AARP is hoping to change that. As AARP Florida State Director Jeff Johnson says, “It's your money, not a piggy bank for politicians.”
Thayra Hausheer is an AARP volunteer in Miami who knows the reality of Social Security from the inside. Now retired at age 61, she worked for Social Security for 22 years, helping people apply for benefits. Although she has not started collecting Social Security benefits, she wants to make sure it survives–and not just for her.
“It is very important,” she says. “They need to do everything possible to ensure that Social Security is still strong. I know it’s difficult, but something needs to be done.”
Hausheer and Busch agree on one solution: increase the amount of income that can be taxed for social security, generating enough revenue to fully fund social security without cutting benefits.
Hausheer opposes another common tactic: raising the age when someone qualifies for full social security, which now ranges between 66 and 67. “It is very easy for somebody who works in an office to say yes I can keep working till 67,” Hausheer says. “What about someone who’s doing a labor-intensive job?
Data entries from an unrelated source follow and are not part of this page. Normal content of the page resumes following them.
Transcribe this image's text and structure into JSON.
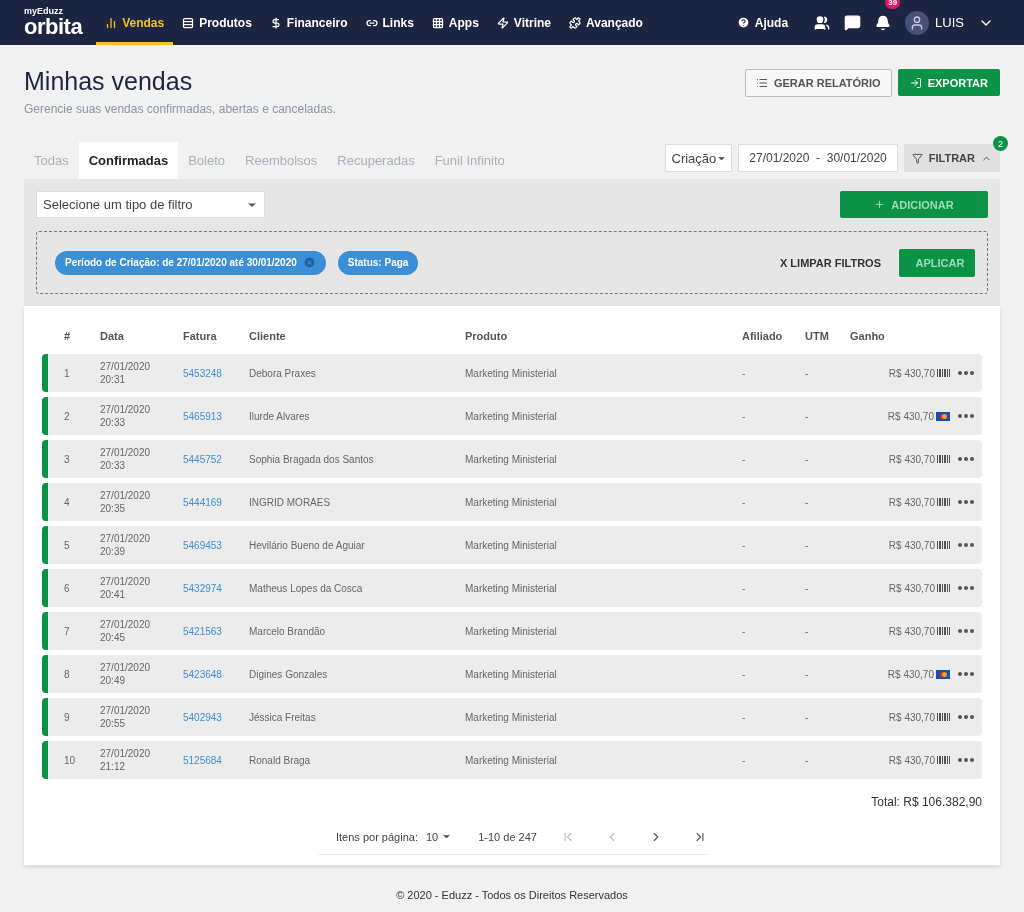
{
  "topbar": {
    "logo_small": "myEduzz",
    "logo": "orbita",
    "nav": [
      {
        "label": "Vendas",
        "selected": true
      },
      {
        "label": "Produtos",
        "selected": false
      },
      {
        "label": "Financeiro",
        "selected": false
      },
      {
        "label": "Links",
        "selected": false
      },
      {
        "label": "Apps",
        "selected": false
      },
      {
        "label": "Vitrine",
        "selected": false
      },
      {
        "label": "Avançado",
        "selected": false
      }
    ],
    "help": "Ajuda",
    "notifications": "39",
    "user": "LUIS"
  },
  "header": {
    "title": "Minhas vendas",
    "subtitle": "Gerencie suas vendas confirmadas, abertas e canceladas.",
    "report_button": "GERAR RELATÓRIO",
    "export_button": "EXPORTAR"
  },
  "tabs": [
    {
      "label": "Todas",
      "selected": false
    },
    {
      "label": "Confirmadas",
      "selected": true
    },
    {
      "label": "Boleto",
      "selected": false
    },
    {
      "label": "Reembolsos",
      "selected": false
    },
    {
      "label": "Recuperadas",
      "selected": false
    },
    {
      "label": "Funil Infinito",
      "selected": false
    }
  ],
  "date_type": "Criação",
  "date_range": "27/01/2020  -  30/01/2020",
  "filter_button": "FILTRAR",
  "filter_count": "2",
  "filter_panel": {
    "select_placeholder": "Selecione um tipo de filtro",
    "add_button": "ADICIONAR",
    "add_disabled": true,
    "chips": [
      {
        "label": "Período de Criação: de 27/01/2020 até 30/01/2020",
        "removable": true
      },
      {
        "label": "Status: Paga",
        "removable": false
      }
    ],
    "clear_button": "X LIMPAR FILTROS",
    "apply_button": "APLICAR",
    "apply_disabled": true
  },
  "table": {
    "columns": [
      "#",
      "Data",
      "Fatura",
      "Cliente",
      "Produto",
      "Afiliado",
      "UTM",
      "Ganho"
    ],
    "rows": [
      {
        "n": "1",
        "date": "27/01/2020",
        "time": "20:31",
        "invoice": "5453248",
        "client": "Debora Praxes",
        "product": "Marketing Ministerial",
        "affiliate": "-",
        "utm": "-",
        "amount": "R$ 430,70",
        "kind": "boleto"
      },
      {
        "n": "2",
        "date": "27/01/2020",
        "time": "20:33",
        "invoice": "5465913",
        "client": "Ilurde Alvares",
        "product": "Marketing Ministerial",
        "affiliate": "-",
        "utm": "-",
        "amount": "R$ 430,70",
        "kind": "card"
      },
      {
        "n": "3",
        "date": "27/01/2020",
        "time": "20:33",
        "invoice": "5445752",
        "client": "Sophia Bragada dos Santos",
        "product": "Marketing Ministerial",
        "affiliate": "-",
        "utm": "-",
        "amount": "R$ 430,70",
        "kind": "boleto"
      },
      {
        "n": "4",
        "date": "27/01/2020",
        "time": "20:35",
        "invoice": "5444169",
        "client": "INGRID MORAES",
        "product": "Marketing Ministerial",
        "affiliate": "-",
        "utm": "-",
        "amount": "R$ 430,70",
        "kind": "boleto"
      },
      {
        "n": "5",
        "date": "27/01/2020",
        "time": "20:39",
        "invoice": "5469453",
        "client": "Hevilário Bueno de Aguiar",
        "product": "Marketing Ministerial",
        "affiliate": "-",
        "utm": "-",
        "amount": "R$ 430,70",
        "kind": "boleto"
      },
      {
        "n": "6",
        "date": "27/01/2020",
        "time": "20:41",
        "invoice": "5432974",
        "client": "Matheus Lopes da Cosca",
        "product": "Marketing Ministerial",
        "affiliate": "-",
        "utm": "-",
        "amount": "R$ 430,70",
        "kind": "boleto"
      },
      {
        "n": "7",
        "date": "27/01/2020",
        "time": "20:45",
        "invoice": "5421563",
        "client": "Marcelo Brandão",
        "product": "Marketing Ministerial",
        "affiliate": "-",
        "utm": "-",
        "amount": "R$ 430,70",
        "kind": "boleto"
      },
      {
        "n": "8",
        "date": "27/01/2020",
        "time": "20:49",
        "invoice": "5423648",
        "client": "Digines Gonzales",
        "product": "Marketing Ministerial",
        "affiliate": "-",
        "utm": "-",
        "amount": "R$ 430,70",
        "kind": "card"
      },
      {
        "n": "9",
        "date": "27/01/2020",
        "time": "20:55",
        "invoice": "5402943",
        "client": "Jéssica Freitas",
        "product": "Marketing Ministerial",
        "affiliate": "-",
        "utm": "-",
        "amount": "R$ 430,70",
        "kind": "boleto"
      },
      {
        "n": "10",
        "date": "27/01/2020",
        "time": "21:12",
        "invoice": "5125684",
        "client": "Ronald Braga",
        "product": "Marketing Ministerial",
        "affiliate": "-",
        "utm": "-",
        "amount": "R$ 430,70",
        "kind": "boleto"
      }
    ],
    "total": "Total: R$ 106.382,90"
  },
  "pagination": {
    "label": "Itens por página:",
    "page_size": "10",
    "range": "1-10 de 247"
  },
  "footer": "© 2020 - Eduzz - Todos os Direitos Reservados"
}
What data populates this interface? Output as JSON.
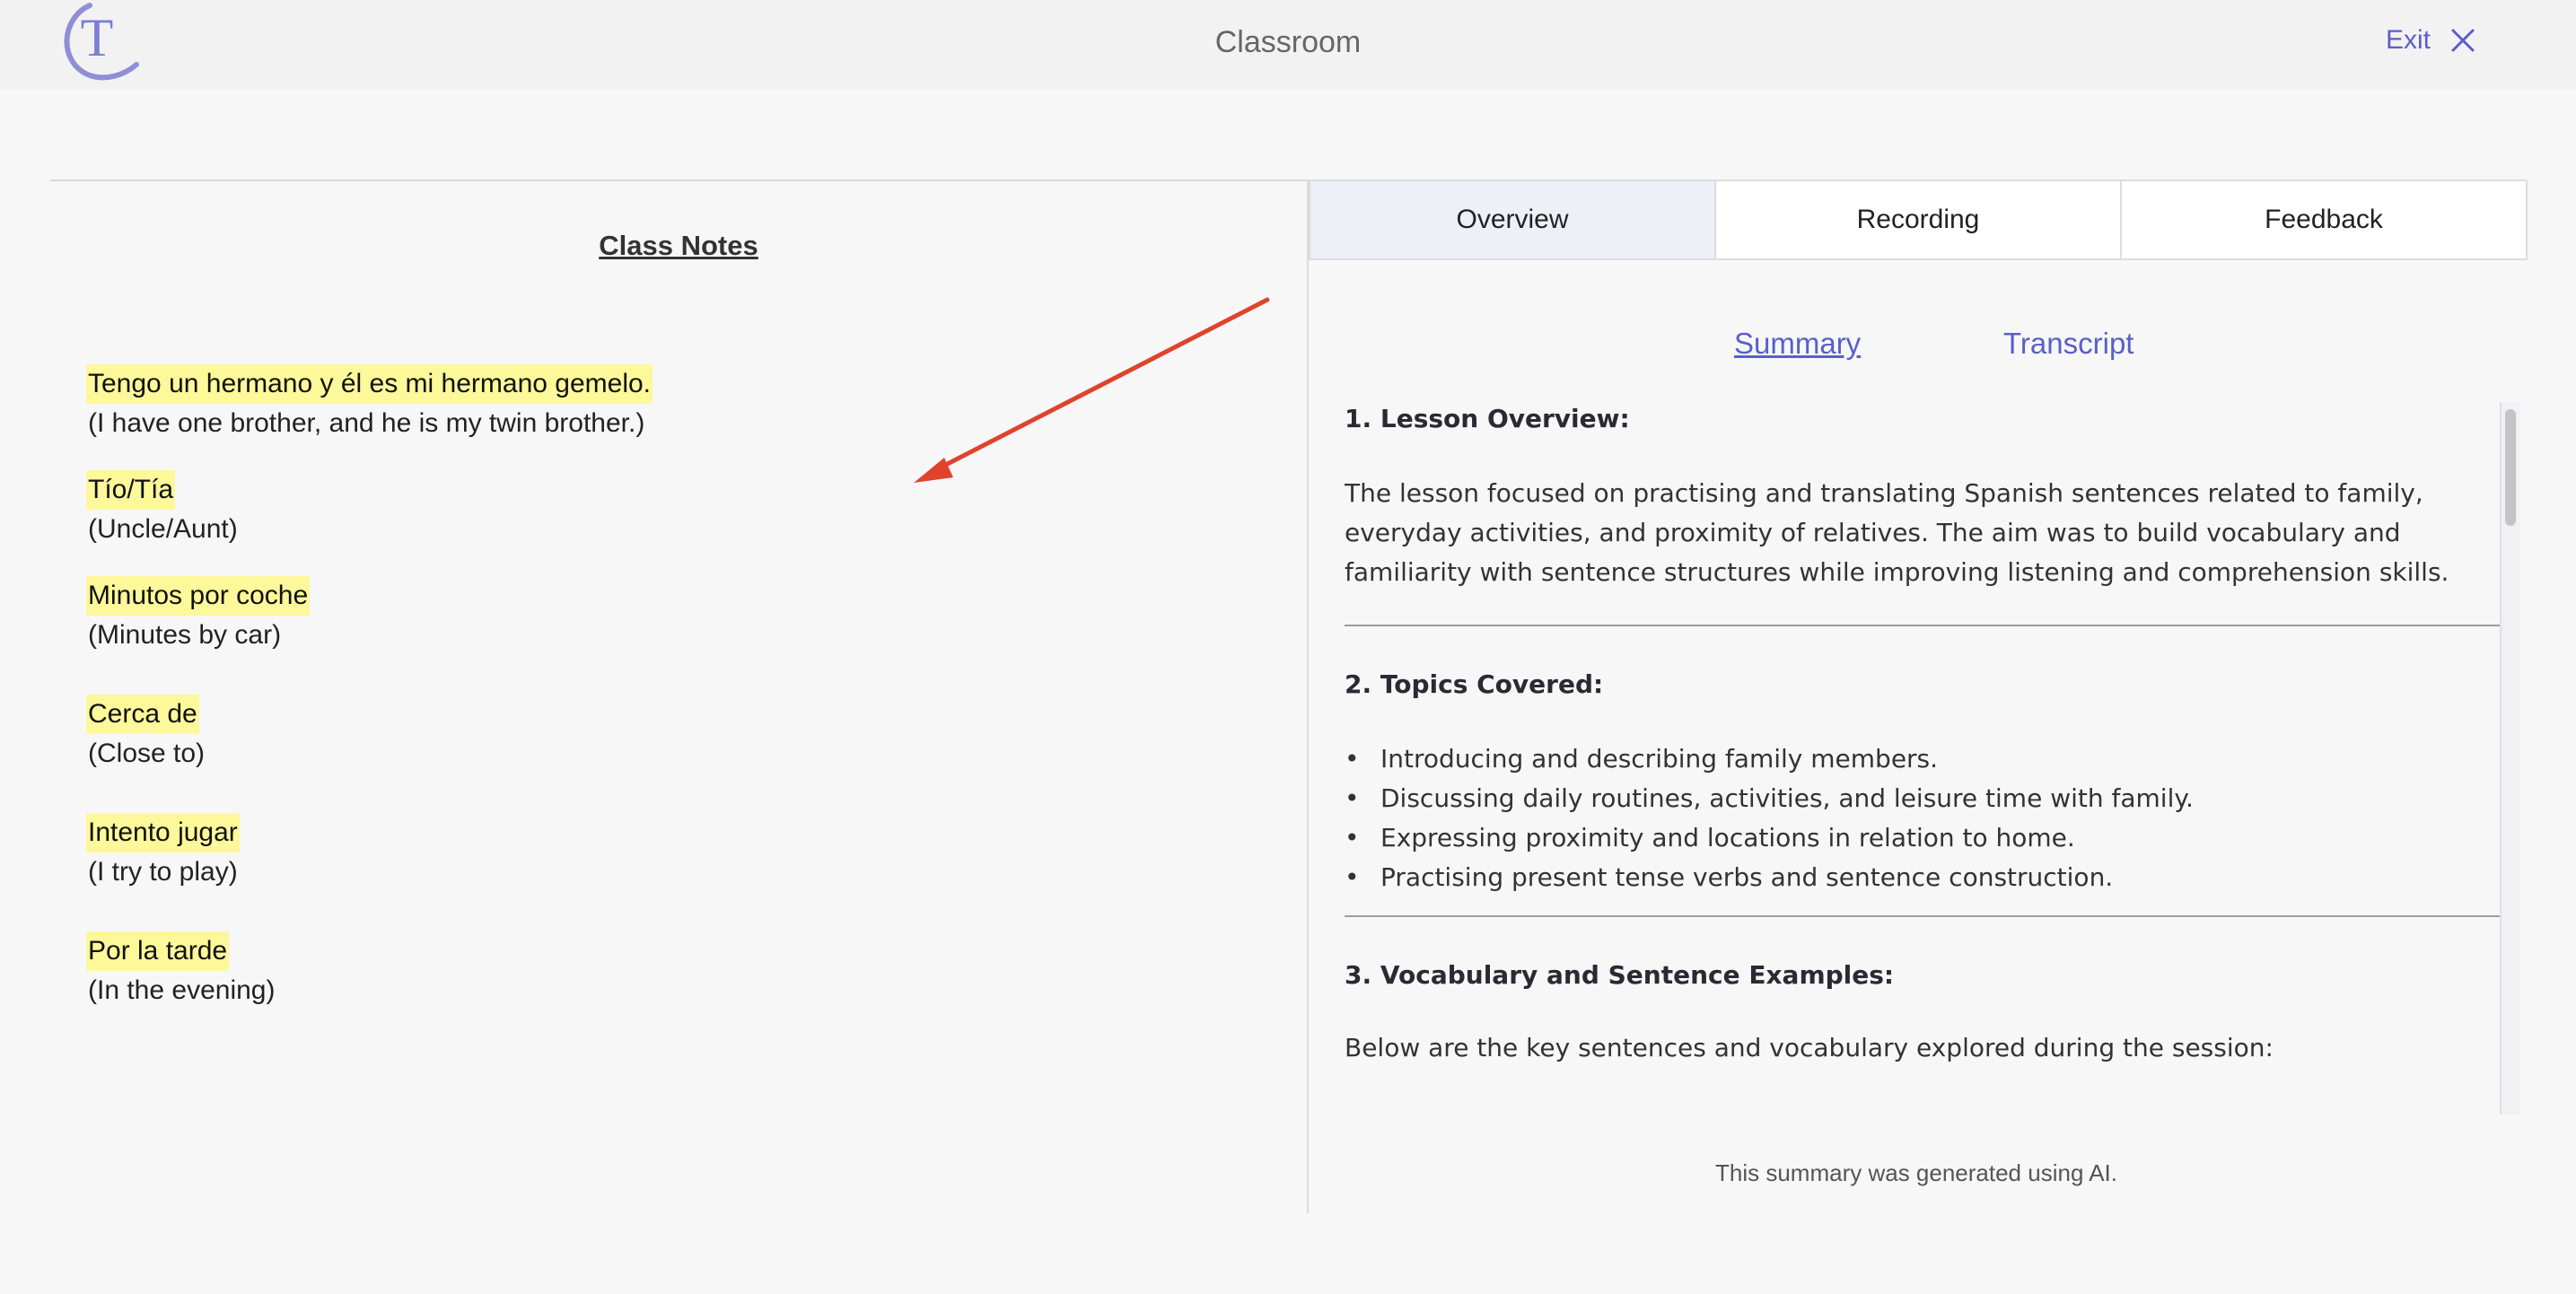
{
  "header": {
    "logo_letter": "T",
    "title": "Classroom",
    "exit_label": "Exit"
  },
  "notes": {
    "title": "Class Notes",
    "items": [
      {
        "es": "Tengo un hermano y él es mi hermano gemelo.",
        "en": "(I have one brother, and he is my twin brother.)"
      },
      {
        "es": "Tío/Tía",
        "en": "(Uncle/Aunt)"
      },
      {
        "es": "Minutos por coche",
        "en": "(Minutes by car)"
      },
      {
        "es": "Cerca de",
        "en": "(Close to)"
      },
      {
        "es": "Intento jugar",
        "en": "(I try to play)"
      },
      {
        "es": "Por la tarde",
        "en": "(In the evening)"
      }
    ]
  },
  "tabs": [
    {
      "label": "Overview",
      "active": true
    },
    {
      "label": "Recording",
      "active": false
    },
    {
      "label": "Feedback",
      "active": false
    }
  ],
  "subtabs": [
    {
      "label": "Summary",
      "active": true
    },
    {
      "label": "Transcript",
      "active": false
    }
  ],
  "summary": {
    "section1_heading": "1. Lesson Overview:",
    "section1_text": "The lesson focused on practising and translating Spanish sentences related to family, everyday activities, and proximity of relatives. The aim was to build vocabulary and familiarity with sentence structures while improving listening and comprehension skills.",
    "section2_heading": "2. Topics Covered:",
    "section2_bullets": [
      "Introducing and describing family members.",
      "Discussing daily routines, activities, and leisure time with family.",
      "Expressing proximity and locations in relation to home.",
      "Practising present tense verbs and sentence construction."
    ],
    "section3_heading": "3. Vocabulary and Sentence Examples:",
    "section3_text": "Below are the key sentences and vocabulary explored during the session:"
  },
  "ai_note": "This summary was generated using AI.",
  "colors": {
    "accent": "#5a5fc8",
    "highlight": "#fdf89a",
    "annotation_arrow": "#e0432d",
    "active_tab_bg": "#eef0f8"
  }
}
Physically they may not be able to continue working until they’re 70. Because minorities make up a disproportionate share of manual laborers, whether in construction or restaurant kitchens, the burden would fall largely on them, she says.
Busch favors a comprehensive approach that could include raising the early retirement age of 62 and full retirement to 70. People are living longer, which makes it harder for Social Security to cover the full benefits, he says.
They both plan to be engaged advocates on the issue. Busch organized a kickoff meeting last month for the local AARP team of advocates. Hausheer plans to talk to members of Congress.
“They’ve got to fix it,” Busch says. “We darn well better take care of the people in our own country, and they’d better do it fast.”